Cependant, le Seigneur sauva Ida, qui survécut. Elle commença alors une nouvelle vie. Elle se retira au plus profond de la forêt, où elle trouva une grotte qui lui convenait. Elle se nourrissait de ce qu’elle trouvait dans la forêt et vécut dans une solitude totale. Sans doute la Sainte Messe, les sermons et les sacrements en général lui manquaient-ils, mais Dieu lui accordait sa présence et son réconfort d’autres manières. Pendant dix-sept ans, elle mena ainsi une vie imprégnée de Dieu, au milieu de la nature.

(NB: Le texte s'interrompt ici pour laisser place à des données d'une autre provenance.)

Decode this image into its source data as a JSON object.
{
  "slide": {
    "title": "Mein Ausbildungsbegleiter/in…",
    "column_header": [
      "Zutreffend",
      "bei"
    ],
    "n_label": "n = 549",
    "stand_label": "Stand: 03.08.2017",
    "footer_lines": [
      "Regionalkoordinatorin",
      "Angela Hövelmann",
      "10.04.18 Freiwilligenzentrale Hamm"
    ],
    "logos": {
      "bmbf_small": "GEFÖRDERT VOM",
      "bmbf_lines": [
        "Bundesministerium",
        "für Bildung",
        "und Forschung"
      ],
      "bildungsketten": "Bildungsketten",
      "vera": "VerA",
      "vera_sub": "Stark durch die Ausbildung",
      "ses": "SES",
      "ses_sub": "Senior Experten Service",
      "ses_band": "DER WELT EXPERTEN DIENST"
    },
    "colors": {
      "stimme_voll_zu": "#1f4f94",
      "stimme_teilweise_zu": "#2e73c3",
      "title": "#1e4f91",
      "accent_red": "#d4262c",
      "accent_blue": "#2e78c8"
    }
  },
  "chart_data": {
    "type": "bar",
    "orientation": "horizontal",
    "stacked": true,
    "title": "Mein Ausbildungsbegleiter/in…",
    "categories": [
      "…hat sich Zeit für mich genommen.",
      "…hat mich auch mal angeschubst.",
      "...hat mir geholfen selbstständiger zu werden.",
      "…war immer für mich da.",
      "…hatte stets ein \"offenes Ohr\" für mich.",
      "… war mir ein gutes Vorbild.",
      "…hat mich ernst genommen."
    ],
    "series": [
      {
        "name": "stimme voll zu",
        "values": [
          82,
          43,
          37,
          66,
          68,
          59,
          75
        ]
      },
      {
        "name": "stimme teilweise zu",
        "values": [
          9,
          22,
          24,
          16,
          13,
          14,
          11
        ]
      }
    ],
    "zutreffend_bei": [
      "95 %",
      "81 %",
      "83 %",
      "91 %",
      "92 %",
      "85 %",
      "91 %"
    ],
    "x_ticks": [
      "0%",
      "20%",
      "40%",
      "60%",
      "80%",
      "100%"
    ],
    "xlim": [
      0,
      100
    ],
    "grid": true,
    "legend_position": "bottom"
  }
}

Quel revirement dans sa vie ! Comtesse aimée de tous, elle avait survécu à une tentative d’assassinat perpétrée par son mari. Aujourd’hui, l’âme remplie de gratitude, elle se sentait chez elle dans la solitude avec le Seigneur et était plus heureuse que jamais.

Après dix-sept ans, les chiens d’un chasseur du château la traquèrent et il la reconnut. Le chasseur alla rapidement annoncer la nouvelle à son seigneur. Au début, le comte ne le crut pas. Sa conscience le tourmentait depuis de nombreuses années à cause du double meurtre qu’il avait commis, et son âme ne trouvait aucun repos, ni le jour ni la nuit.

Finalement, le comte se laissa convaincre, suivit le chasseur et découvrit effectivement sa femme dans la forêt. Il se prosterna devant elle et lui demanda pardon au nom de Dieu. Elle n’hésita pas à le lui accorder et lui demanda même de pardonner à Dominico. Cependant, elle refusa de retourner avec lui au château, car elle avait promis au Seigneur de le servir dans la solitude jusqu’à la fin de ses jours. Elle demanda néanmoins à son mari de lui construire une petite cabane près de la chapelle dédiée à la Vierge Marie, dans la prairie. Le comte était triste, mais il accepta. Ida quitta alors la forêt pour aller vivre dans la cabane où elle continua de servir le Seigneur par la prière, la contemplation, le jeûne, les veillées nocturnes, etc. Elle avait désormais à nouveau la possibilité d’assister à la Sainte Messe, de recevoir les sacrements et de se délecter du chant des bénédictins du monastère voisin de Fischingen.

Cependant, sa réputation s’étant répandue, de plus en plus de gens venaient la voir ou lui demander son intercession. Lorsque le nombre de personnes qui la recherchaient devint trop important, Ida demanda aux religieuses de Fischingen une cellule cloîtrée, où elle passa ses dernières années dans la prière et la mortification. Une confrérie fut fondée en son honneur et, à ce jour, la tombe de sainte Ida se trouve dans l’église de Fischingen.

Une fois de plus, nous avons été témoins d’une histoire inhabituelle. Que devons-nous admirer le plus chez sainte Ida ? Sa patience, sa capacité à pardonner ou sa détermination à poursuivre sa vie d’ermite, même après s’être réconciliée avec son mari ? En réalité, nous ne pouvons qu’admirer la façon dont Dieu guide la vie des personnes et ce qu’il peut faire d’elles. Le témoignage de sainte Ida est gravé dans le cœur de Dieu, mais aussi dans celui de l’Église. Dès à présent, nous pouvons nous réjouir en elle et lui demander d’intercéder en notre faveur pour que nous puissions vivre notre vocation, quelle que soit la direction que le Seigneur donne à notre vie. Dans l’éternité, nous la connaîtrons encore plus intimement et nous louerons Dieu avec elle sans cesse.